Here’s What’s Signal, and Here’s What’s Noise

This industry is still in the build-out phase. Those big dips like the one MedreLeaf had in Q317  have to do with them bringing more space on line, expanding their denominator.

If it were possible or practical, we’d weight the new space in the formula to account for how much of it is being used as it scales up. But, c’mon – we can’t even get a straight answer from these IR desks about outsourcing.

It’s reasonable to expect a company’s new facility to produce at a rate similar to their existing facility… eventually. Nobody really knows how long it takes to scale up or whether they’ll be able to get the same kind of rate out of the new space. We were close to a case study in scale-up with Cannimed, who brought 6,200 square feet up in Q2 2016, but it’s unclear if we’ll ever get to sort out what they did for sales in Q4 2017 now that the deal went through with Aurora.

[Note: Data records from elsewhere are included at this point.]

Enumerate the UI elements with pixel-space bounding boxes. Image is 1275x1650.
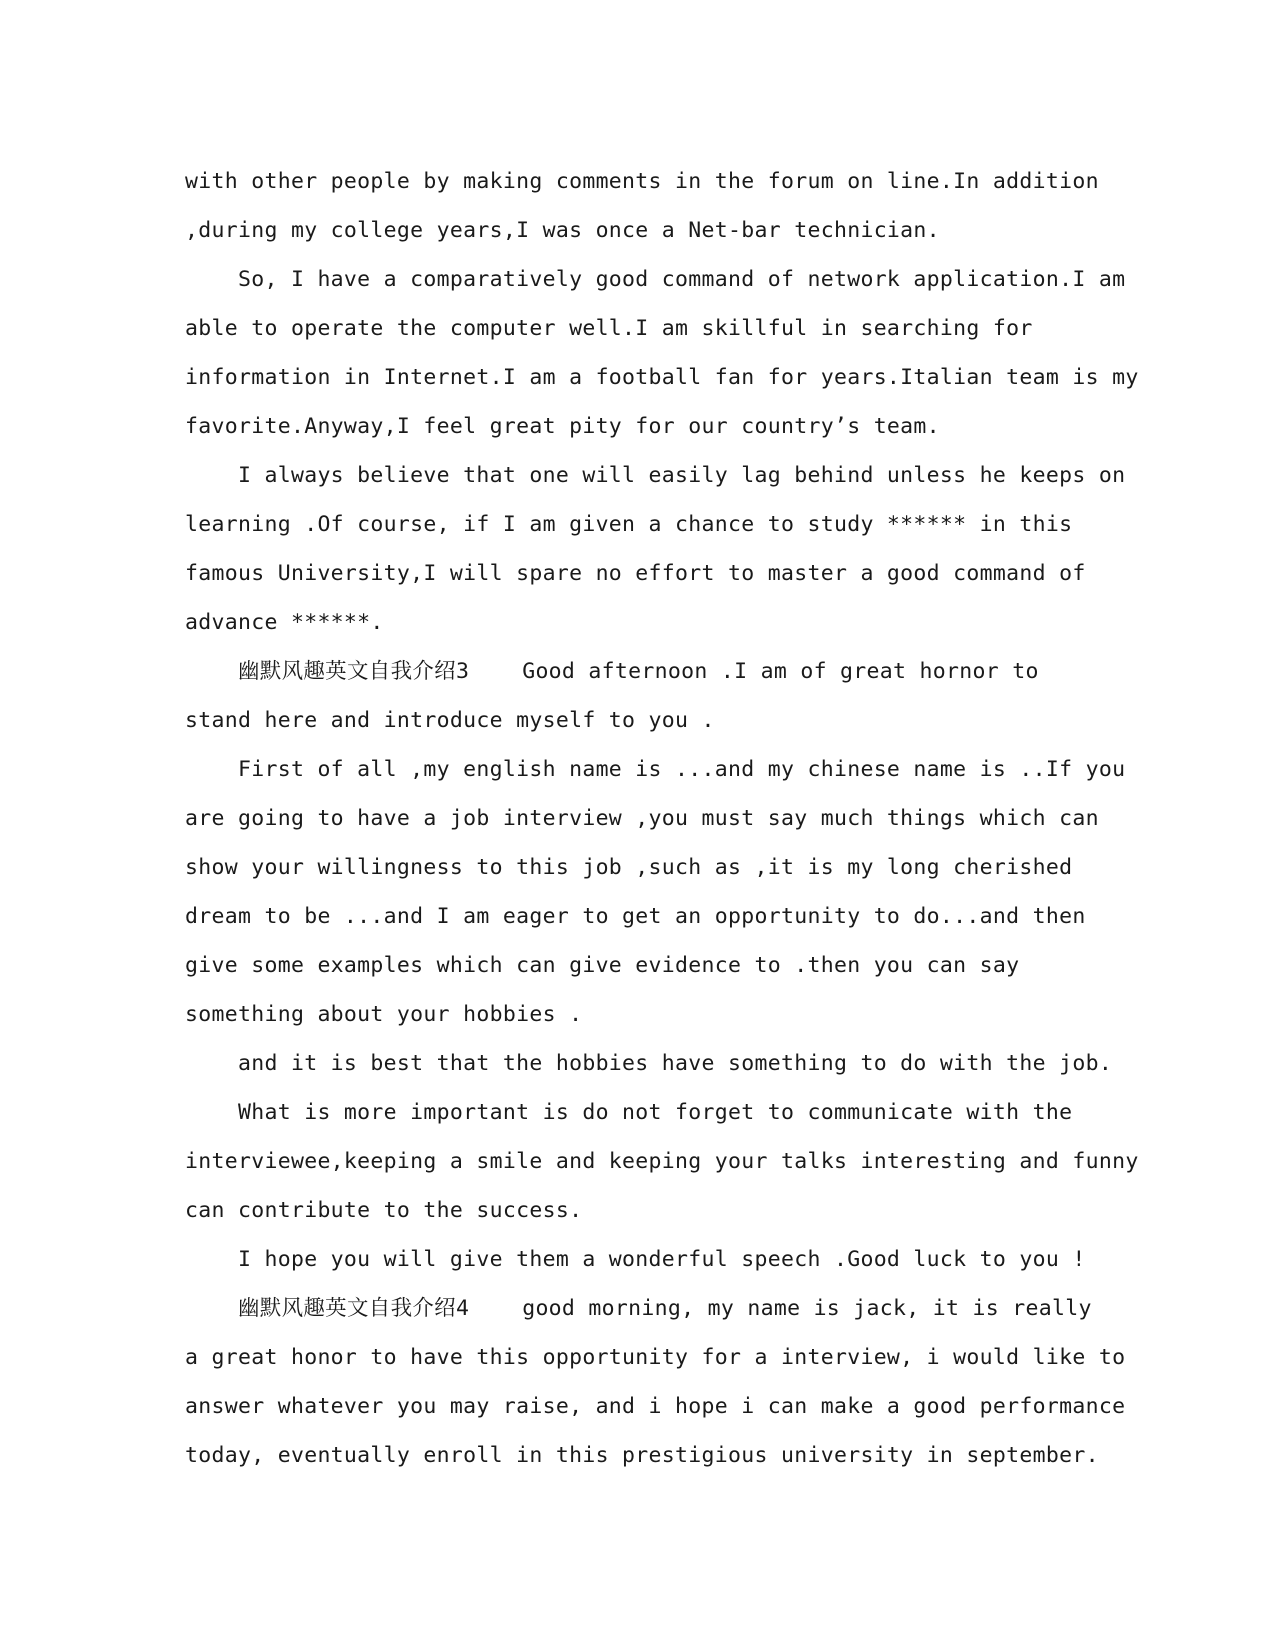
text-line: a great honor to have this opportunity for a interview, i would like to [185, 1345, 1126, 1370]
text-line: ,during my college years,I was once a Net-bar technician. [185, 218, 940, 243]
text-line: I always believe that one will easily lag behind unless he keeps on [185, 463, 1126, 488]
text-line: able to operate the computer well.I am skillful in searching for [185, 316, 1033, 341]
text-line: What is more important is do not forget to communicate with the [185, 1100, 1073, 1125]
text-line: favorite.Anyway,I feel great pity for our country’s team. [185, 414, 940, 439]
text-line: I hope you will give them a wonderful speech .Good luck to you ! [185, 1247, 1086, 1272]
text-line: information in Internet.I am a football fan for years.Italian team is my [185, 365, 1139, 390]
section-heading-line: 幽默风趣英文自我介绍4 good morning, my name is jack, it is really [185, 1296, 1092, 1321]
section-heading-line: 幽默风趣英文自我介绍3 Good afternoon .I am of great hornor to [185, 659, 1039, 684]
text-line: show your willingness to this job ,such as ,it is my long cherished [185, 855, 1073, 880]
text-line: something about your hobbies . [185, 1002, 583, 1027]
text-line: First of all ,my english name is ...and my chinese name is ..If you [185, 757, 1126, 782]
text-line: give some examples which can give evidence to .then you can say [185, 953, 1020, 978]
text-line: dream to be ...and I am eager to get an opportunity to do...and then [185, 904, 1086, 929]
text-line: learning .Of course, if I am given a chance to study ****** in this [185, 512, 1073, 537]
text-line: can contribute to the success. [185, 1198, 583, 1223]
text-line: famous University,I will spare no effort to master a good command of [185, 561, 1086, 586]
text-line: answer whatever you may raise, and i hope i can make a good performance [185, 1394, 1126, 1419]
text-line: and it is best that the hobbies have something to do with the job. [185, 1051, 1113, 1076]
text-line: interviewee,keeping a smile and keeping your talks interesting and funny [185, 1149, 1139, 1174]
text-line: stand here and introduce myself to you . [185, 708, 715, 733]
document-body [185, 157, 1139, 1480]
text-line: today, eventually enroll in this prestigious university in september. [185, 1443, 1099, 1468]
text-line: So, I have a comparatively good command of network application.I am [185, 267, 1126, 292]
text-line: advance ******. [185, 610, 384, 635]
text-line: with other people by making comments in the forum on line.In addition [185, 169, 1099, 194]
text-line: are going to have a job interview ,you must say much things which can [185, 806, 1099, 831]
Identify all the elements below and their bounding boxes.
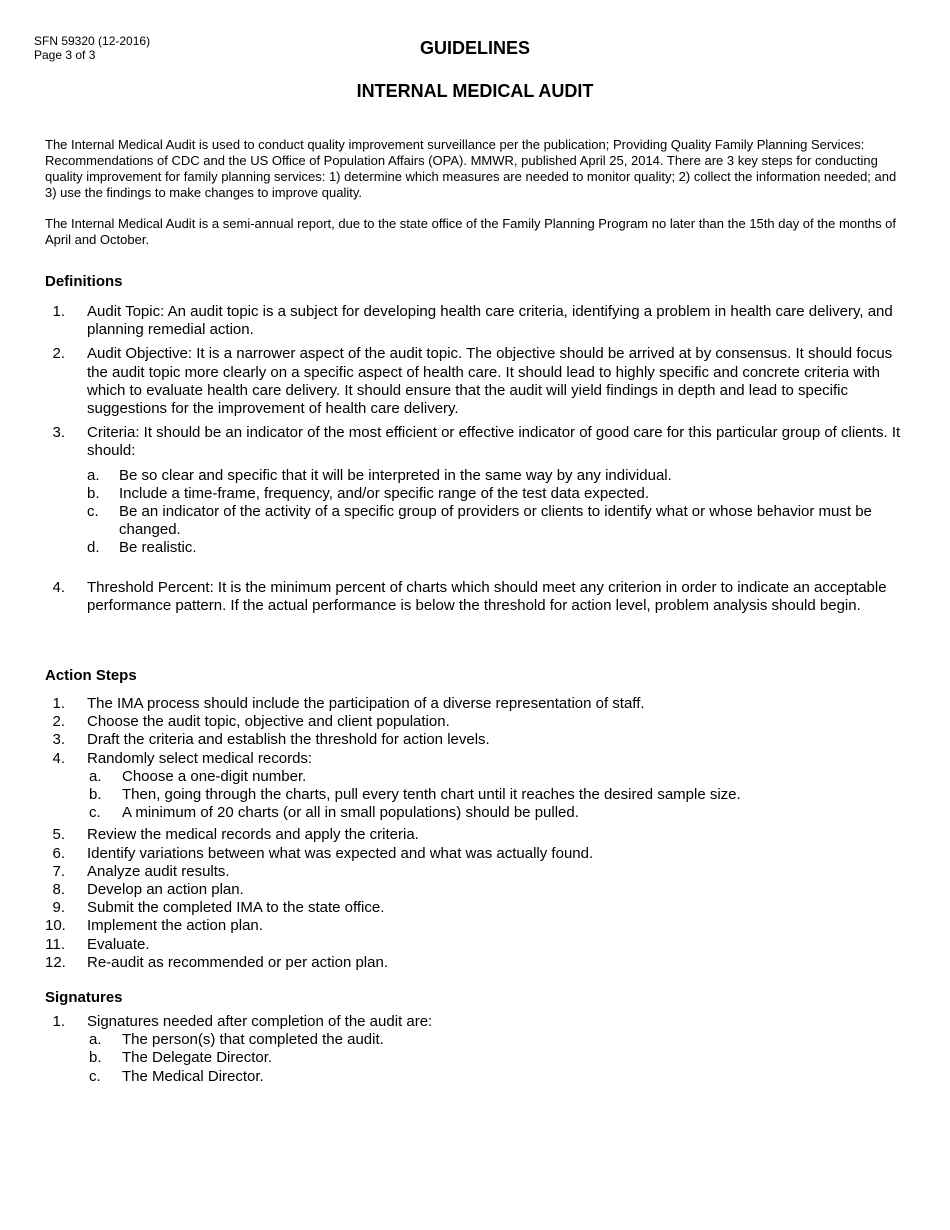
criteria-subitem: [87, 467, 907, 485]
step-text: Analyze audit results.: [87, 862, 230, 880]
subitem-letter: b.: [89, 1049, 102, 1067]
subitem-letter: c.: [89, 804, 101, 822]
criteria-subitem: [87, 539, 907, 557]
signatures-list: [45, 1013, 907, 1086]
action-step: [45, 881, 907, 899]
intro-paragraph-2: The Internal Medical Audit is a semi-annual report, due to the state office of the Family Planning Program no later than the 15th day of the months of April and October.: [45, 216, 897, 247]
signature-text: Signatures needed after completion of the audit are:: [87, 1013, 433, 1030]
action-step: [45, 826, 907, 844]
subitem-text: The Delegate Director.: [122, 1049, 273, 1067]
step-text: Identify variations between what was expected and what was actually found.: [87, 844, 594, 862]
records-subitem: [87, 804, 907, 822]
subitem-text: A minimum of 20 charts (or all in small populations) should be pulled.: [122, 804, 579, 822]
step-number: 1.: [52, 695, 65, 712]
subitem-text: Be realistic.: [119, 539, 197, 557]
page-subtitle: INTERNAL MEDICAL AUDIT: [356, 81, 594, 101]
definition-number: 4.: [52, 578, 65, 596]
action-step: [45, 917, 907, 935]
step-text: Randomly select medical records:: [87, 749, 313, 767]
definitions-heading: Definitions: [45, 273, 123, 290]
step-text: Develop an action plan.: [87, 881, 244, 899]
records-subitem: [87, 786, 907, 804]
action-step: [45, 845, 907, 863]
criteria-sublist: [87, 467, 907, 558]
definition-number: 2.: [52, 345, 65, 363]
page-title: GUIDELINES: [419, 38, 530, 58]
definition-item: [45, 424, 907, 557]
form-number: SFN 59320 (12-2016): [34, 34, 151, 48]
subitem-text: Be so clear and specific that it will be interpreted in the same way by any individual.: [119, 466, 672, 484]
step-text: Review the medical records and apply the criteria.: [87, 826, 419, 844]
records-subitem: [87, 768, 907, 786]
definition-number: 3.: [52, 424, 65, 442]
step-number: 11.: [45, 935, 65, 953]
step-number: 10.: [45, 917, 66, 935]
subitem-text: Be an indicator of the activity of a specific group of providers or clients to identify what or whose behavior must be changed.: [119, 503, 872, 539]
criteria-subitem: [87, 485, 907, 503]
definition-item: [45, 303, 907, 339]
step-text: Choose the audit topic, objective and client population.: [87, 713, 450, 731]
step-text: The IMA process should include the participation of a diverse representation of staff.: [87, 695, 645, 712]
subitem-letter: c.: [87, 503, 99, 521]
subitem-letter: b.: [89, 786, 102, 804]
subitem-letter: b.: [87, 484, 100, 502]
subitem-letter: a.: [89, 767, 102, 785]
signature-number: 1.: [52, 1013, 65, 1030]
subitem-text: The Medical Director.: [122, 1067, 264, 1085]
action-step: [45, 936, 907, 954]
step-number: 4.: [52, 749, 65, 767]
criteria-subitem: [87, 503, 907, 539]
subitem-text: Then, going through the charts, pull every tenth chart until it reaches the desired sample size.: [122, 786, 741, 804]
definition-text: Criteria: It should be an indicator of the most efficient or effective indicator of good care for this particular group of clients. It should:: [87, 424, 901, 460]
intro-paragraph-1: The Internal Medical Audit is used to conduct quality improvement surveillance per the publication; Providing Quality Family Planning Services: Recommendations of CDC and the US Office of Population Affairs (OPA). MMWR, published April 25, 2014. There are 3 key steps for conducting quality improvement for family planning services: 1) determine which measures are needed to monitor quality; 2) collect the information needed; and 3) use the findings to make changes to improve quality.: [45, 137, 897, 200]
step-number: 3.: [52, 731, 65, 749]
subitem-text: The person(s) that completed the audit.: [122, 1031, 384, 1049]
signatures-heading: Signatures: [45, 989, 123, 1006]
step-text: Draft the criteria and establish the threshold for action levels.: [87, 731, 490, 749]
action-step: [45, 899, 907, 917]
action-step: [45, 713, 907, 731]
step-number: 5.: [52, 826, 65, 844]
step-text: Submit the completed IMA to the state office.: [87, 899, 385, 917]
signatures-sublist: [87, 1031, 907, 1086]
signatures-subitem: [87, 1068, 907, 1086]
action-step: [45, 863, 907, 881]
signatures-subitem: [87, 1049, 907, 1067]
step-text: Implement the action plan.: [87, 917, 263, 935]
definition-text: Threshold Percent: It is the minimum percent of charts which should meet any criterion in order to indicate an acceptable performance pattern. If the actual performance is below the threshold for action level, problem analysis should begin.: [87, 578, 887, 614]
action-steps-heading: Action Steps: [45, 667, 137, 684]
action-step: [45, 731, 907, 749]
step-number: 8.: [52, 881, 65, 899]
subitem-text: Include a time-frame, frequency, and/or specific range of the test data expected.: [119, 484, 650, 502]
signature-item: [45, 1013, 907, 1086]
definition-text: Audit Topic: An audit topic is a subject for developing health care criteria, identifying a problem in health care delivery, and planning remedial action.: [87, 303, 893, 339]
step-text: Evaluate.: [87, 935, 150, 953]
subitem-letter: a.: [87, 466, 100, 484]
step-number: 6.: [52, 844, 65, 862]
step-number: 12.: [45, 953, 66, 971]
action-step: [45, 695, 907, 713]
action-steps-list: [45, 695, 907, 972]
definition-number: 1.: [52, 303, 65, 320]
records-sublist: [87, 768, 907, 823]
signatures-subitem: [87, 1031, 907, 1049]
subitem-letter: c.: [89, 1067, 101, 1085]
step-number: 7.: [52, 862, 65, 880]
step-number: 9.: [52, 899, 65, 917]
page-number: Page 3 of 3: [34, 48, 96, 62]
definition-text: Audit Objective: It is a narrower aspect of the audit topic. The objective should be arrived at by consensus. It should focus the audit topic more clearly on a specific aspect of health care. It should lead to highly specific and concrete criteria with which to evaluate health care delivery. It should ensure that the audit will yield findings in depth and lead to specific suggestions for the improvement of health care delivery.: [87, 345, 893, 418]
definition-item: [45, 579, 907, 615]
definition-item: [45, 345, 907, 418]
action-step: [45, 954, 907, 972]
subitem-text: Choose a one-digit number.: [122, 767, 307, 785]
definitions-list: [45, 303, 907, 615]
subitem-letter: a.: [89, 1031, 102, 1049]
subitem-letter: d.: [87, 539, 100, 557]
step-text: Re-audit as recommended or per action plan.: [87, 953, 388, 971]
step-number: 2.: [52, 713, 65, 731]
action-step: [45, 750, 907, 823]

“The Trend is Your Friend”

As stats people are fond of reminding us: it isn’t the data that counts, it’s the trend. In that context, the story may not necessarily be the numbers that we’re seeing out of Aurora and MedreLeaf, but rather the pitch of their climb. I re-made the chart without them so that we can get a de-cluttered look at the bottom.

 

Organigram aside, everyone appears to be headed in the right direction. OGI did bring on about 100,000 square feet of new floor space in the past 2 quarters, but it doesn’t look like they had been able to get all that much out of the 30,000 they had in the first place.

Cultivation is at the heart of the cannabis business. The growers that all of the ancillary businesses are able to operate. Sentiment is increasingly treating the prospects of recreational legalization and export as a parabolic demand curve and, as long as that’s the case, expansion will continue to be the order of the day. It’s unclear what kind of change the flicking of that switch will have on the output of these companies.

We’re going to keep tracking and reporting the facility efficiency metric, including looks at various ways to determine whether or not it matters.